ECLI:NL:GHSHE:2007:AZ7761
Gerechtshof 's-Hertogenbosch
- Hoger beroep
- M. Rothuizen-van Dijk
- H. Meulenbroek
- H. Vermeulen
- Rechtspraak.nl
Schadevergoeding door verzekeraars na instorting van put en schade aan woning
In deze zaak gaat het om een geschil tussen [appellant] en de verzekeraars Aegon en ABN AMRO naar aanleiding van schade die is ontstaan door het instorten van een put op het perceel van de buurvrouw van [appellant]. Door deze instorting is de achtergevel van de woning van [appellant] over een afstand van vier meter in het luchtledige komen te hangen. Om verdere schade te voorkomen, heeft de buurvrouw, [persoon 1], een bedrijf ingeschakeld om de holle ruimte vol te spuiten met schuimbeton. Dit schuimbeton is echter in de kelder van [appellant] terechtgekomen, wat heeft geleid tot aanzienlijke schade aan de kelder en de daarin opgeslagen goederen. [appellant] heeft zijn schade begroot op inboedelschade van € 6.613,84 en opstalschade van € 12.678,27.

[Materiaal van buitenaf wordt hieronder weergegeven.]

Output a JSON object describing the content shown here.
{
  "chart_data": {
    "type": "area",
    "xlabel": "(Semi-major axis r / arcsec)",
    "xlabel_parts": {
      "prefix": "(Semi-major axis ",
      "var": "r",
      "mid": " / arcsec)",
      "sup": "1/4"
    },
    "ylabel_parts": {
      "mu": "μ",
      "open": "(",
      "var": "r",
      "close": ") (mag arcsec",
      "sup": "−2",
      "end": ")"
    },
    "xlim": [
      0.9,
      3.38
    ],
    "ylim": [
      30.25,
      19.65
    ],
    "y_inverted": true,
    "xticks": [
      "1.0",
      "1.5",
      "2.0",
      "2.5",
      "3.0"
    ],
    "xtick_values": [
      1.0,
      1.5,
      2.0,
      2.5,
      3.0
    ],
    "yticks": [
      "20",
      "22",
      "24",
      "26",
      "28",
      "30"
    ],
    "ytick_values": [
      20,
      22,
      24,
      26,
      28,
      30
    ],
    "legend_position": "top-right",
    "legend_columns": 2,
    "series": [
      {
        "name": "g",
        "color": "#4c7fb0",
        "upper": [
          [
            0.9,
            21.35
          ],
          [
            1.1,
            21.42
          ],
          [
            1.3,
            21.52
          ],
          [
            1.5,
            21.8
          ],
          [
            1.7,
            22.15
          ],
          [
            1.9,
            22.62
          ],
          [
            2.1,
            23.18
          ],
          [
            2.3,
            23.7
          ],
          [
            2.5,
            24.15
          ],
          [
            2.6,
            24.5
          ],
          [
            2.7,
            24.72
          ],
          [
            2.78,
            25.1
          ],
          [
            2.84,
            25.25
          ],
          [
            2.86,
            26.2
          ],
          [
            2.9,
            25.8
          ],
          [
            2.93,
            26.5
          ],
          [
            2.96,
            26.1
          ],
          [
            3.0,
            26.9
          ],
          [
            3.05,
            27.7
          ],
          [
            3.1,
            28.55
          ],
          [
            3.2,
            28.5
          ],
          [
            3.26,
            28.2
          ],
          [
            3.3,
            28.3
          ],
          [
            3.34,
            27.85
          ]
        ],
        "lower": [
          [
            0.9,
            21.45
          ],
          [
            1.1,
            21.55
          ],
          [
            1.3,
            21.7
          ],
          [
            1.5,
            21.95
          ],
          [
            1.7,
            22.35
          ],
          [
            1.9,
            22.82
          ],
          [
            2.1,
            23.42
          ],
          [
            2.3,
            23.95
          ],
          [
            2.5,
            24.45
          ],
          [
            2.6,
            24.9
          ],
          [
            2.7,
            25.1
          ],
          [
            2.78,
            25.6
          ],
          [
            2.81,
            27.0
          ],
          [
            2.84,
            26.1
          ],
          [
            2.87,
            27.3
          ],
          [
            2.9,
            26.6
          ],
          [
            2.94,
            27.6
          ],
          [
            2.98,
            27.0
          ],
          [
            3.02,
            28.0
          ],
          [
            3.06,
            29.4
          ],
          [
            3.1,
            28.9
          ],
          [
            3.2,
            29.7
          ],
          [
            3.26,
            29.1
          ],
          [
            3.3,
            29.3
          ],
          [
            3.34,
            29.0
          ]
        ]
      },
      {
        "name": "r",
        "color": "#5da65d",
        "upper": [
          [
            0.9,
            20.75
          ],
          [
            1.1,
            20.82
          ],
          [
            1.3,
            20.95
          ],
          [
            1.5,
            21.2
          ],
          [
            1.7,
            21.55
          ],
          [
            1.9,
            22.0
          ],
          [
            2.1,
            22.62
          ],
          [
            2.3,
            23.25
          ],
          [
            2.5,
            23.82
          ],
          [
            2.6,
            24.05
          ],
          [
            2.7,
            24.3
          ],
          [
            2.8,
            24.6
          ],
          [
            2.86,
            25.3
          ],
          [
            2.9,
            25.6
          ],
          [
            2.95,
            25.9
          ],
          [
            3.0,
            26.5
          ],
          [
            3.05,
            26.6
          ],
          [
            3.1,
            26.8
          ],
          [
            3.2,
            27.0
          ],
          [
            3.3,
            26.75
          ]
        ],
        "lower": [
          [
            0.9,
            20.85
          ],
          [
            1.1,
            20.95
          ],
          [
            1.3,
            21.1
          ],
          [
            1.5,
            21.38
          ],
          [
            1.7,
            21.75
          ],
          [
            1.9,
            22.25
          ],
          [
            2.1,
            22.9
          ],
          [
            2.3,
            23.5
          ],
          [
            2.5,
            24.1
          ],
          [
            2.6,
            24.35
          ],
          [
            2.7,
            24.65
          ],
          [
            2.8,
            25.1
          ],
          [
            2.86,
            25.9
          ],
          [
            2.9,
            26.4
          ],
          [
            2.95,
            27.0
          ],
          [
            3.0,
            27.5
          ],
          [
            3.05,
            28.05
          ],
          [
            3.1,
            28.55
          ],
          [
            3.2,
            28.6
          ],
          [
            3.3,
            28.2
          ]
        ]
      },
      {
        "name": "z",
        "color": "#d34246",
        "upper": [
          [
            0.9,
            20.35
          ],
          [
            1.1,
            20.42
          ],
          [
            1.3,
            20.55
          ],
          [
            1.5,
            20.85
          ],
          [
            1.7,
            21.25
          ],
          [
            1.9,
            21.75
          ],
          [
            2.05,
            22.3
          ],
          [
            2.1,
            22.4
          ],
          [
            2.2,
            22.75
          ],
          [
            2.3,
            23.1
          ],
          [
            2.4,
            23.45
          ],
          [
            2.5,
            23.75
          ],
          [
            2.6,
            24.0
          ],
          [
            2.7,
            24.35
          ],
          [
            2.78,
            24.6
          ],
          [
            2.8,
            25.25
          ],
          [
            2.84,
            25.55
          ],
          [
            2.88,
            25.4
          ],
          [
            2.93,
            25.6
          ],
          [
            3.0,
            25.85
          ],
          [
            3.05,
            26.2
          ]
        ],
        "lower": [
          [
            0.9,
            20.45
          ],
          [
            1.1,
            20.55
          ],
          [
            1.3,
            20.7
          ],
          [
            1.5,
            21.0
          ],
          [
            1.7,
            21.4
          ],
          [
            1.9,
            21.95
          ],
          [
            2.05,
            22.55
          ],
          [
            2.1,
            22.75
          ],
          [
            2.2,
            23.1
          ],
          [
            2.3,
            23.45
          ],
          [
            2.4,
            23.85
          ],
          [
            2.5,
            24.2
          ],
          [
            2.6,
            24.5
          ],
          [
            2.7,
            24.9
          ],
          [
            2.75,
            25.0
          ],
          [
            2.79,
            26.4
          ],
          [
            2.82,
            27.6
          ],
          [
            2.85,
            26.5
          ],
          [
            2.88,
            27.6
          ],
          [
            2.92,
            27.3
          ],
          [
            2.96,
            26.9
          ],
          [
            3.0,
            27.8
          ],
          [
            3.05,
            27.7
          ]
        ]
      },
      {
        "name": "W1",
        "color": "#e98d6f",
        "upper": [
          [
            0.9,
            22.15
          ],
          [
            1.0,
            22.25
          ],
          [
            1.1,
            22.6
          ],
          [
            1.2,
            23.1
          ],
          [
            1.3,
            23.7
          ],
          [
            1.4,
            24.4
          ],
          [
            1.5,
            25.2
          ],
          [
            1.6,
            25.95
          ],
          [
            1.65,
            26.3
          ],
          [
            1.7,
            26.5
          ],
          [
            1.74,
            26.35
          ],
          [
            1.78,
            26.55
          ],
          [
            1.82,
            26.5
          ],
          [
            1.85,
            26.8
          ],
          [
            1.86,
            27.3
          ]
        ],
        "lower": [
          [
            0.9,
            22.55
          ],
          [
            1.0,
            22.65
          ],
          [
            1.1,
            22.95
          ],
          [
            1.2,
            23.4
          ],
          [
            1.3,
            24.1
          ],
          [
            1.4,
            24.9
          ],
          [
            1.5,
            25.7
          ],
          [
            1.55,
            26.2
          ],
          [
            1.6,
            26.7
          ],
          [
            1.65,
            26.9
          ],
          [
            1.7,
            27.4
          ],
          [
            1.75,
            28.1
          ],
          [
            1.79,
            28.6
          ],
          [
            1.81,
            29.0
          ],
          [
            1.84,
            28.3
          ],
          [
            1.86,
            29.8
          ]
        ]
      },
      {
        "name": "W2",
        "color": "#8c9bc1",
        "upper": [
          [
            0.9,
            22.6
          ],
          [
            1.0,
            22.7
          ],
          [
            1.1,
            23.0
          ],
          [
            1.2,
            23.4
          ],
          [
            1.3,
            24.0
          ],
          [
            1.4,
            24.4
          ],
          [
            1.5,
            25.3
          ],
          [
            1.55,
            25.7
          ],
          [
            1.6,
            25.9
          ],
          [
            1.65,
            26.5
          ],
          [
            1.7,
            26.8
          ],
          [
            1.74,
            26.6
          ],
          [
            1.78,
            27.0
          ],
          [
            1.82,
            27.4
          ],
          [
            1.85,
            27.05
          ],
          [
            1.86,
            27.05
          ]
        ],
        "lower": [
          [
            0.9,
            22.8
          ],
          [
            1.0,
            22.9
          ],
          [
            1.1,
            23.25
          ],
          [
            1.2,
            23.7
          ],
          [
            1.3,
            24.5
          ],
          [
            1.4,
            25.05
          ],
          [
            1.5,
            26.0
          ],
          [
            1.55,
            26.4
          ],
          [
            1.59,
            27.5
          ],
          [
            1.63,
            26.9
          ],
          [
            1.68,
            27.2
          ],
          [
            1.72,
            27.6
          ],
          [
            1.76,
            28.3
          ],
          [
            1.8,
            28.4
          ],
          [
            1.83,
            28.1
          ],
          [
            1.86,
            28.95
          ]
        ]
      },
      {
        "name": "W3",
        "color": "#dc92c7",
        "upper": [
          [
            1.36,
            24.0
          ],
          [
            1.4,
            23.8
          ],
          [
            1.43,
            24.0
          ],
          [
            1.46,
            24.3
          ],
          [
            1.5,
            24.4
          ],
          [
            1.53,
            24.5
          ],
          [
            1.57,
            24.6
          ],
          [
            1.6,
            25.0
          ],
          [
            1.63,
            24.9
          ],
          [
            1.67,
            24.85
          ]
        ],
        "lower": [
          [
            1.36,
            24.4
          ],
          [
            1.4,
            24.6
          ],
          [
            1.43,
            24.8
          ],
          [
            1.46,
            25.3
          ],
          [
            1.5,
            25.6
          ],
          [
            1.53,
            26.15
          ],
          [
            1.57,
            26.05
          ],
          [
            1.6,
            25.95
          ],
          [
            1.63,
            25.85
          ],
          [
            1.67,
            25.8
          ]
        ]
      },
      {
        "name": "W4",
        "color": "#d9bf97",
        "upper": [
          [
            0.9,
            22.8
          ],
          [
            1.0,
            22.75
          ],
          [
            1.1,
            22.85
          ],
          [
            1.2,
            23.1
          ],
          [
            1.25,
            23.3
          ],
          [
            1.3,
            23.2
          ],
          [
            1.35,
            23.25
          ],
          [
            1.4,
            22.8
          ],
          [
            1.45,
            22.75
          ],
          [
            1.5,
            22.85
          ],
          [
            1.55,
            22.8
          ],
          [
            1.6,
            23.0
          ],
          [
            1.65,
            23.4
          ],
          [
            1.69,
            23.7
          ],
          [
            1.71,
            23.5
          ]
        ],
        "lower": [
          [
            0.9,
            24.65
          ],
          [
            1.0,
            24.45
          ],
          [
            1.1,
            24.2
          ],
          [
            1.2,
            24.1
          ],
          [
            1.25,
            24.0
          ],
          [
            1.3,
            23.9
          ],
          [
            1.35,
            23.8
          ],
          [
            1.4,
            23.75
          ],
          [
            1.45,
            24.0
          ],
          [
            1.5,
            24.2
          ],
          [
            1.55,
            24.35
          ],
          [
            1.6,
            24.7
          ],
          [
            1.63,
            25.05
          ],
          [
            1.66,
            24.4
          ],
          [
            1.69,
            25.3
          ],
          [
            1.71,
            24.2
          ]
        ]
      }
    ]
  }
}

[appellant] heeft geprobeerd om de schade vergoed te krijgen van zijn verzekeraars, Aegon en ABN AMRO, maar beide verzekeraars hebben geweigerd te betalen, omdat de polissen geen dekking bieden voor de schade die door het schuimbeton is veroorzaakt. Het hof heeft in zijn uitspraak geoordeeld dat het schuimbeton niet gelijkgesteld kan worden met water, zoals [appellant] had betoogd. De verzekeraars hebben terecht gesteld dat de polisvoorwaarden niet de schade dekken die door het schuimbeton is ontstaan. Het hof heeft de Haviltex-norm toegepast, maar kwam tot de conclusie dat [appellant] onvoldoende had aangetoond dat hij de polisbepalingen in redelijkheid zo had mogen opvatten dat de schade onder de dekking viel.
Het hof heeft de grieven van [appellant] verworpen en het vonnis van de rechtbank bekrachtigd. [appellant] is als de in het ongelijk gestelde partij veroordeeld in de kosten van het hoger beroep. De uitspraak is gedaan op 16 januari 2007 door het Gerechtshof 's-Hertogenbosch.